London: European shares edged higher on Monday, though gains were capped as Spanish banks fell on the CajaSur bailout and investors remained concerned the euro zone crisis could hurt global growth.
The index got support from the mining sector, which was given a boost by stronger copper prices on hopes China would not act further to cool its economy and slow demand for metals.
By 0915 GMT, the pan-European FTSEurofirst 300 index was up 0.4% at 973.76 points having been up as high as 980.37 earlier.
The index has lost 12.6% since fears over the euro zone’s sovereign debt problems and new fiscal austerity measures escalated in mid-April.
Spanish banks Banco Santander and BBVA reversed earlier session gains to cap gains in the banking sector and fell 1.1% and 2.1% respectively.
The Bank of Spain said on Saturday it had taken over the running of savings bank CajaSur after the failure of its planned merger with another of the country’s small lenders.

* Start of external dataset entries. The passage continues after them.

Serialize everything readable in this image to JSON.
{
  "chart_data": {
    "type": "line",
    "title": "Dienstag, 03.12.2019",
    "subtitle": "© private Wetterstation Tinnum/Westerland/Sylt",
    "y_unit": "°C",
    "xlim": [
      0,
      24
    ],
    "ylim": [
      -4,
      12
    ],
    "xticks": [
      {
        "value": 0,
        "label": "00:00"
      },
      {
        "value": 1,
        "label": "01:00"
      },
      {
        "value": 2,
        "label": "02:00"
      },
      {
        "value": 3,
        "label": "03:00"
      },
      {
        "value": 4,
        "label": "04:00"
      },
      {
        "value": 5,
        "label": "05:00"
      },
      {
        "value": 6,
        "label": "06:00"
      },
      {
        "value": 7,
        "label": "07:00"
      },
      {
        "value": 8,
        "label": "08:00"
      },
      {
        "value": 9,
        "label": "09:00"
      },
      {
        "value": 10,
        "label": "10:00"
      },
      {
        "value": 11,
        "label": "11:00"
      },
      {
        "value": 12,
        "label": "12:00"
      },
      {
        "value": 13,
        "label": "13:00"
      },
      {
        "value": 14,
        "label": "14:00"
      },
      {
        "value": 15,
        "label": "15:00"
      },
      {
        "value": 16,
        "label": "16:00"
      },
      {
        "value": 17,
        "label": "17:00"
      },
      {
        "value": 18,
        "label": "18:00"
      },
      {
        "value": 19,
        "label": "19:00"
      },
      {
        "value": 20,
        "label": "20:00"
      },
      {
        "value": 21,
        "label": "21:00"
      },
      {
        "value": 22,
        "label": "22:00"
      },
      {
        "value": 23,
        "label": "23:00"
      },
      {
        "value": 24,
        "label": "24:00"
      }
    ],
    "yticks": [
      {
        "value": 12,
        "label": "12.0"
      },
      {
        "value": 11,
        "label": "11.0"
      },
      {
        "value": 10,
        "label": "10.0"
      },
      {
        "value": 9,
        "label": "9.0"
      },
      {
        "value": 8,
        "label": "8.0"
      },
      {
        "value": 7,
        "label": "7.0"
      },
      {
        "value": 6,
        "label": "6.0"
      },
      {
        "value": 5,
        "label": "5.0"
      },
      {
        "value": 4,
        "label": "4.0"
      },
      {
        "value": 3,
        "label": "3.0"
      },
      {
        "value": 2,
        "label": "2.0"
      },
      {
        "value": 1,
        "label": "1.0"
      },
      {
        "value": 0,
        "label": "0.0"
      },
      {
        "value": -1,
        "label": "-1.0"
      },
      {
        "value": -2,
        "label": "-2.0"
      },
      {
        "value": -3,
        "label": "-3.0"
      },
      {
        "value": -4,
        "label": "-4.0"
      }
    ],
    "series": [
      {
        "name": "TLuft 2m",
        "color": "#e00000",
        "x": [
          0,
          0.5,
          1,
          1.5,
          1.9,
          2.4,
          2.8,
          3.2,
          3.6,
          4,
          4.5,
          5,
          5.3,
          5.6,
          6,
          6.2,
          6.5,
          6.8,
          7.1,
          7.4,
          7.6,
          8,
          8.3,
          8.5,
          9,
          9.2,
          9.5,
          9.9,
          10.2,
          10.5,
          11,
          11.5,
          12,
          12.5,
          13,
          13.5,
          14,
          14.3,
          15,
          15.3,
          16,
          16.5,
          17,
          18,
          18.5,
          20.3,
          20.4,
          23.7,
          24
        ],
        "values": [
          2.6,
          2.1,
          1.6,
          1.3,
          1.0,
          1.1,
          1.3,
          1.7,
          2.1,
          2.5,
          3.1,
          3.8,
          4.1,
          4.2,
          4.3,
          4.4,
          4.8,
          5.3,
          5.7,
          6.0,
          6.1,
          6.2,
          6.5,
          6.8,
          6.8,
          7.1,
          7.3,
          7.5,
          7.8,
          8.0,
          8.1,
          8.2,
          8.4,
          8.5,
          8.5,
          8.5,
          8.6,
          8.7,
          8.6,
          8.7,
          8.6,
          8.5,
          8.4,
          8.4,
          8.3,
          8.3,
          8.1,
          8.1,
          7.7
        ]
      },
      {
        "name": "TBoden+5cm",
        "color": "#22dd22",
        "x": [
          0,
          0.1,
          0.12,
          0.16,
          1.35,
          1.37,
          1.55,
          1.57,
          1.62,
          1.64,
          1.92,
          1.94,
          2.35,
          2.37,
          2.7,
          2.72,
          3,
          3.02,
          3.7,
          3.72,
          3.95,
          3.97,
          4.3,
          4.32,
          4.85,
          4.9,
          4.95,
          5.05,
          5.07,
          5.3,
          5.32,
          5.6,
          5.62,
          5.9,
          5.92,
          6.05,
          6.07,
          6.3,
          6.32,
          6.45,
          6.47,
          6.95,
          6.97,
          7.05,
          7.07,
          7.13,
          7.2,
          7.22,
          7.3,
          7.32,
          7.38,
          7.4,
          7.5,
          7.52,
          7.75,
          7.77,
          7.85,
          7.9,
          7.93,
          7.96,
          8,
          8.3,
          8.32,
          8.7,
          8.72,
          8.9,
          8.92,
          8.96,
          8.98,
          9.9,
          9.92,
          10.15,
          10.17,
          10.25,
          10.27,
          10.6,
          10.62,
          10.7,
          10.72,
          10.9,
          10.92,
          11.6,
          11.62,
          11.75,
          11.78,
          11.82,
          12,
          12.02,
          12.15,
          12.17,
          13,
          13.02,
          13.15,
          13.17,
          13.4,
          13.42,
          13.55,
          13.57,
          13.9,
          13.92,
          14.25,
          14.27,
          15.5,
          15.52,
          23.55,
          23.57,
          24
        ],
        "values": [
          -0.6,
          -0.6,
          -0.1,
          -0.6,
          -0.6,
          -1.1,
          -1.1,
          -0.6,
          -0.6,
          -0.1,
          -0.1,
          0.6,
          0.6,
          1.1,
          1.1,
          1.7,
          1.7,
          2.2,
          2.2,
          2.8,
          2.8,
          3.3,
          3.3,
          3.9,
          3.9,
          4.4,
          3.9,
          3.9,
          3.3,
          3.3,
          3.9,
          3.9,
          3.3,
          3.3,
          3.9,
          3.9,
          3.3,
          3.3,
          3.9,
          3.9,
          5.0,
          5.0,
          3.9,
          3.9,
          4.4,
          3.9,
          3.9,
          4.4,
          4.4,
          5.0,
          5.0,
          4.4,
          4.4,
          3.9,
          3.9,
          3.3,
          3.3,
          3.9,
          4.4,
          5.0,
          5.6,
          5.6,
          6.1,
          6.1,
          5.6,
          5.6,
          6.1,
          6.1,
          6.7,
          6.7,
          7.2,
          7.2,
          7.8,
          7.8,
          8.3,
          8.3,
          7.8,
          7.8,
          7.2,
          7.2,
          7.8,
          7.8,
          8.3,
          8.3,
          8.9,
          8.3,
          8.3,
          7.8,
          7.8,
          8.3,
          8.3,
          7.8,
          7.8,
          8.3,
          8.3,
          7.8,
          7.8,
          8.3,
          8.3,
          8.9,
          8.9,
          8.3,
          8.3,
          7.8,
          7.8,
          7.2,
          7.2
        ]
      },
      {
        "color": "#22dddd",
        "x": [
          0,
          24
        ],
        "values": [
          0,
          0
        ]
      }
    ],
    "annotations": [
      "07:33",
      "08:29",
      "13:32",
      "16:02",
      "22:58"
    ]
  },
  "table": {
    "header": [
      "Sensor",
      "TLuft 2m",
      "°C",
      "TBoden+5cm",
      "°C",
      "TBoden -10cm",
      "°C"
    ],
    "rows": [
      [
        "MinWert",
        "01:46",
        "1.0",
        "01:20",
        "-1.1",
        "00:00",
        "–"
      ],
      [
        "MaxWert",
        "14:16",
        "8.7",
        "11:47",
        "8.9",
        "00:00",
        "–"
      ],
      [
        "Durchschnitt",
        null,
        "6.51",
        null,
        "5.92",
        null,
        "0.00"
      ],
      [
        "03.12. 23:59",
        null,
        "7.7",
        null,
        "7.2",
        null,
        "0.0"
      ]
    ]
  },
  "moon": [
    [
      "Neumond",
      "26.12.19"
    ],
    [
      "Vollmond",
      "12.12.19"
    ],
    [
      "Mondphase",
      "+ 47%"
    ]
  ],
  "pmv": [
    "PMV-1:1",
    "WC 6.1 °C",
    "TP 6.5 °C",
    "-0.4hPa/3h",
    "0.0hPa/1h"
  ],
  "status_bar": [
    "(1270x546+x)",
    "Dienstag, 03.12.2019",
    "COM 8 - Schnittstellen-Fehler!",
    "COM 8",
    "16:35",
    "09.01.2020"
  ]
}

The STOXX Europe 600 Banking index is down 17.4% since fears escalated mid-April.
Mining stocks were in demand. Eurasian Natural Resources and Rio Tinto rose 0.4 and 1.7% respectively.
“The market as a whole seems to be saying we know that there are a number of Spanish regional banks which could be bailed out and are shrugging it aside. ... There are bargain hunters coming in for resource stocks,” Wood-Smith said.
Meanwhile Spanish Prime Minister Jose Luis Rodriquez Zapatero said on Sunday Spain will not bow to union pressure and revise a €15 billion ($18.8 billion) austerity plan.
Across Europe, the FTSE 100 index was up 0.1%, Germany’s DAX fell 0.4% and France’s CAC 40 was up 0.6%.
Markets in Austria, Switzerland, Greece, Denmark and Norway were closed on Monday for public holidays.